01 February 2011

They May Not Spell Precisely, But…

A new blog on my reading list is E Is for Book, started by a group of authors and illustrators for children who are exploring the possibilities of electronic publishing. Many of them have had books published or republished in digital formats, such as Emilie Boon’s Peterkin Meets a Star, as I mentioned back here.

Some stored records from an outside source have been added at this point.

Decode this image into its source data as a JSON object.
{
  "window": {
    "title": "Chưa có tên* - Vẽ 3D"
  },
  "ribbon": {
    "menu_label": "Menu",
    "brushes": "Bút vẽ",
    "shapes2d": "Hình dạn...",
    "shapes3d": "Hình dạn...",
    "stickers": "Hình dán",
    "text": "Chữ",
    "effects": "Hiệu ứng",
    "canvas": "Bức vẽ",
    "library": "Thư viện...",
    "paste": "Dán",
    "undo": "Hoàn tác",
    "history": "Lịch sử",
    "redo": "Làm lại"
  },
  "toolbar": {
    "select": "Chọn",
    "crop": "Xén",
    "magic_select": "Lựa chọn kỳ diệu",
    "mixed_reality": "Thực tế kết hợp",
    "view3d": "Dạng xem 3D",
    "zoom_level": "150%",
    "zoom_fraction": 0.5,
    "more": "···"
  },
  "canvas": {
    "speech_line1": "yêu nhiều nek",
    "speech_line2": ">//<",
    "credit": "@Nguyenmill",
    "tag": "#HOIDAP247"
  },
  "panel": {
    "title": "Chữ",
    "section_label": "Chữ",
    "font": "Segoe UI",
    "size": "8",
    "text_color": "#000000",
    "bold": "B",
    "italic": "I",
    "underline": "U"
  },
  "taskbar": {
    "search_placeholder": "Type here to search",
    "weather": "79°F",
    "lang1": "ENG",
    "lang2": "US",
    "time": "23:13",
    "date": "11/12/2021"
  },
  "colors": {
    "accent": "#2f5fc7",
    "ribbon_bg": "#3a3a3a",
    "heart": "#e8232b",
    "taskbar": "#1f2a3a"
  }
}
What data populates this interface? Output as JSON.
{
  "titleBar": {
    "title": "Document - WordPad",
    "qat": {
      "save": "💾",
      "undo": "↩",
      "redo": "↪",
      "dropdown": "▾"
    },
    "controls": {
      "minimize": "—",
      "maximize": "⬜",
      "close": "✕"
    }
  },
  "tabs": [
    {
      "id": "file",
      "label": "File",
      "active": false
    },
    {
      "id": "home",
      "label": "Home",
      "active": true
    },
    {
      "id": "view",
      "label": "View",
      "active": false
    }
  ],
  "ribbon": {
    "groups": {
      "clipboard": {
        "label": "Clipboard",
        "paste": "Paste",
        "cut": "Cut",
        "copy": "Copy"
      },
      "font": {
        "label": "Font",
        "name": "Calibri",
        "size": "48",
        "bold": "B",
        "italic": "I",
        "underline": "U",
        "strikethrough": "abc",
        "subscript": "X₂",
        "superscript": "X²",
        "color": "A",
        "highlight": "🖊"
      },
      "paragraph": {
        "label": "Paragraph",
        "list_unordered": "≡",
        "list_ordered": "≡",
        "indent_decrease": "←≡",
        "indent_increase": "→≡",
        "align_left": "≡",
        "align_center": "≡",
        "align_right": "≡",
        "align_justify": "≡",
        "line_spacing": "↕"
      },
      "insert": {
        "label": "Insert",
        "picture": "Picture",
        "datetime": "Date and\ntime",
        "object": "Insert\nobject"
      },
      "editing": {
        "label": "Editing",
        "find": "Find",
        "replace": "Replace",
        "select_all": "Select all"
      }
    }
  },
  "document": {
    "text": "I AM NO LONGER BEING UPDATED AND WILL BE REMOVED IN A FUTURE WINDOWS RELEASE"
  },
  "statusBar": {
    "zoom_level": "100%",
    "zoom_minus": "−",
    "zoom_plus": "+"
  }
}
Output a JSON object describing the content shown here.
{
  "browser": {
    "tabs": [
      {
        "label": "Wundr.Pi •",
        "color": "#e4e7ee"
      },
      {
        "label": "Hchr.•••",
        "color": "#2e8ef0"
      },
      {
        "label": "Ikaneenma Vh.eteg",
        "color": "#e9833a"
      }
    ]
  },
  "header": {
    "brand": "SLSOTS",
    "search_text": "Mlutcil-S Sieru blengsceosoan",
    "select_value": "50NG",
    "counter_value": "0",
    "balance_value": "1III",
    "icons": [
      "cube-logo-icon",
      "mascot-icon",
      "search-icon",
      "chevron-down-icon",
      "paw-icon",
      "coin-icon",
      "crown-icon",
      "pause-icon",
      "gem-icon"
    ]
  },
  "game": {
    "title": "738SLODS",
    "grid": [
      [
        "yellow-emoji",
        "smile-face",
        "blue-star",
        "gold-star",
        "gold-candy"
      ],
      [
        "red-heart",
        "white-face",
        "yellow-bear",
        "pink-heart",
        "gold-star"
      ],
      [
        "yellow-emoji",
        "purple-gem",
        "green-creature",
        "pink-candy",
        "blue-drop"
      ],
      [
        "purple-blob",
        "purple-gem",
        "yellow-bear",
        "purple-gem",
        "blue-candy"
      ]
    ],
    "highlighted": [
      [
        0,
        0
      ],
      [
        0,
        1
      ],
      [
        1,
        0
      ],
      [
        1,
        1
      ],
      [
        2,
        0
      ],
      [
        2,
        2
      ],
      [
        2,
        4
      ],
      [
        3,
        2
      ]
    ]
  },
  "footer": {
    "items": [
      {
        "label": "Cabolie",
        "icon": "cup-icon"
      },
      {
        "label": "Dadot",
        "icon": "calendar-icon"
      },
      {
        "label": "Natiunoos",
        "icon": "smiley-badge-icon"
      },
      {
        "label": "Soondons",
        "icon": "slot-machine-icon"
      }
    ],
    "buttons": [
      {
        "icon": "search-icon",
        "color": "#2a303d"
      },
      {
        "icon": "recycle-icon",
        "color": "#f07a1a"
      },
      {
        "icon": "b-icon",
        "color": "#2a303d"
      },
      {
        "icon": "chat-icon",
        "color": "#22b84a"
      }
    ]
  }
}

Just last week Publishers Weekly reported on a Digital Book World panel about children’s packagers turning into app-makers by saying:

They are also focused on a category—kids' multimedia entertainment—so new and fast-changing that standards for quality barely exist and an underlying technology that seems to change on a weekly basis. Indeed, moderator Charlie Schroder was quick to ask the panel “how do you stay perpetually innovative?” in a field that seems to change by the minute.
The challenges for authors and illustrators used to working on their own are even more daunting. But some want to try themselves, both to explore the creative freedom and to keep a larger slice of the smaller pie. Loren Leedy just wrote at E Is for Book about book-app-making software in development. (I guess those would be apps for making apps.)

2 comments:

Unknown said...

Hi, thanks for linking to the E is for Book blog! We're operating under the theory that a book is a book regardless of the format. It will be interesting to see how things evolve.

J. L. Bell said...

I mused about the idea of a book as content potentially separate from format back when I noted Emilie Boon’s first “app.”

I can, of course, muse the other way, about how format can dictate content. Can a digital form of There’s a Monster at the End of This Book work like the codex form, for example?